0
votes

I wrote a monitoring program to monitor the health of my Redis Sentinel HA cluster and it flagged that one slave is missing, node 10.10.10.30. After some debugging it turns out that slaves who are in sdown state true are filtered out.

My system consists of three nodes, 1 master, two slaves. Each node has sentinel deployed on it.
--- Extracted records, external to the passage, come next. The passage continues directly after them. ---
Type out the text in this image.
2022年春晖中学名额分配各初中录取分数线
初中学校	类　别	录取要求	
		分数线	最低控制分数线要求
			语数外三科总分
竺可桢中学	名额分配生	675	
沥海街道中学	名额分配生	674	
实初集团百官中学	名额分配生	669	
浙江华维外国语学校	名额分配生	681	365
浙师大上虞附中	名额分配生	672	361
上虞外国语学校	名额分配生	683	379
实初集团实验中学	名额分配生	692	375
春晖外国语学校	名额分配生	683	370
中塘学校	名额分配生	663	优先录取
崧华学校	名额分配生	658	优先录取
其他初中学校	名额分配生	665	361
On the master, if I log on to redis-cli, the following is reported:

127.0.0.1:6379> info replication
# Replication
role:master
connected_slaves:2
slave0:ip=10.10.10.8,port=6379,state=online,offset=1409435252945,lag=1
slave1:ip=10.10.10.30,port=6379,state=online,offset=1409436519147,lag=1
master_repl_offset:1409439031250
repl_backlog_active:1
repl_backlog_size:1048576
repl_backlog_first_byte_offset:1409437982675
repl_backlog_histlen:1048576

All my redis servers as well as sentinels on each of my machines are up and running.
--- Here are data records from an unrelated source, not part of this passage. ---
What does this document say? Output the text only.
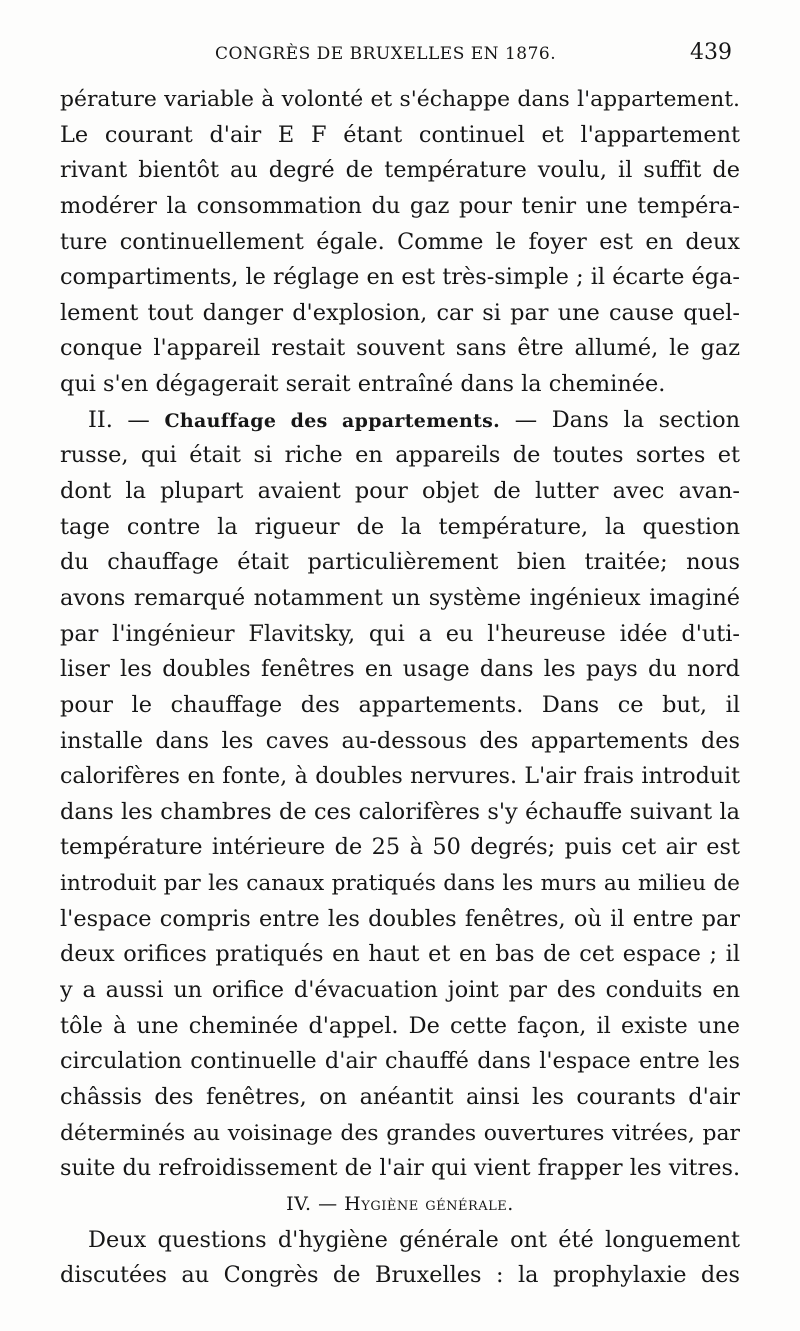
CONGRÈS DE BRUXELLES EN 1876.	439
pérature variable à volonté et s'échappe dans l'appartement.
Le courant d'air E F étant continuel et l'appartement
rivant bientôt au degré de température voulu, il suffit de
modérer la consommation du gaz pour tenir une tempéra-
ture continuellement égale. Comme le foyer est en deux
compartiments, le réglage en est très-simple ; il écarte éga-
lement tout danger d'explosion, car si par une cause quel-
conque l'appareil restait souvent sans être allumé, le gaz
qui s'en dégagerait serait entraîné dans la cheminée.
II. — Chauffage des appartements. — Dans la section
russe, qui était si riche en appareils de toutes sortes et
dont la plupart avaient pour objet de lutter avec avan-
tage contre la rigueur de la température, la question
du chauffage était particulièrement bien traitée; nous
avons remarqué notamment un système ingénieux imaginé
par l'ingénieur Flavitsky, qui a eu l'heureuse idée d'uti-
liser les doubles fenêtres en usage dans les pays du nord
pour le chauffage des appartements. Dans ce but, il
installe dans les caves au-dessous des appartements des
calorifères en fonte, à doubles nervures. L'air frais introduit
dans les chambres de ces calorifères s'y échauffe suivant la
température intérieure de 25 à 50 degrés; puis cet air est
introduit par les canaux pratiqués dans les murs au milieu de
l'espace compris entre les doubles fenêtres, où il entre par
deux orifices pratiqués en haut et en bas de cet espace ; il
y a aussi un orifice d'évacuation joint par des conduits en
tôle à une cheminée d'appel. De cette façon, il existe une
circulation continuelle d'air chauffé dans l'espace entre les
châssis des fenêtres, on anéantit ainsi les courants d'air
déterminés au voisinage des grandes ouvertures vitrées, par
suite du refroidissement de l'air qui vient frapper les vitres.
IV. — Hygiène générale.
Deux questions d'hygiène générale ont été longuement
discutées au Congrès de Bruxelles : la prophylaxie des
If I execute redis-cli -p 26379 on any of my machines and run sentinel slaves mymaster. I get a report of the same number of slaves as I have configured and running. However, node 10.10.10.30 is reporting this:

2)  1) "name"
    2) "10.10.10.30:6379"
    3) "ip"
    4) "10.10.10.30"
    5) "port"
    6) "6379"
    7) "runid"
    8) ""
    9) "flags"
   10) "s_down,slave,disconnected"
   11) "pending-commands"
   12) "0"
   13) "last-ping-sent"
   14) "936737"
   15) "last-ok-ping-reply"
   16) "936737"
   17) "last-ping-reply"
   18) "936737"
   19) "s-down-time"
   20) "931725"
   21) "down-after-milliseconds"
   22) "5000"
   23) "info-refresh"
   24) "1589412820130"
   25) "role-reported"
   26) "slave"
   27) "role-reported-time"
   28) "936737"
   29) "master-link-down-time"
   30) "0"
   31) "master-link-status"
   32) "err"
   33) "master-host"
   34) "?"
   35) "master-port"
   36) "0"
   37) "slave-priority"
   38) "100"
   39) "slave-repl-offset"
   40) "0"

I don't understand how to get that node out of sdown state. All redis machines and sentinel deployments are using ports 6379 and 26379 respectively and the port are reachable.

1

1 Answers

0
votes

I compared redis.conf and sentinel.conf with slaves that have no issue. The difference was the bind address. I changed it from 127.0.0.1 to bind 0.0.0.0 and restarted redis. The sdown state went away.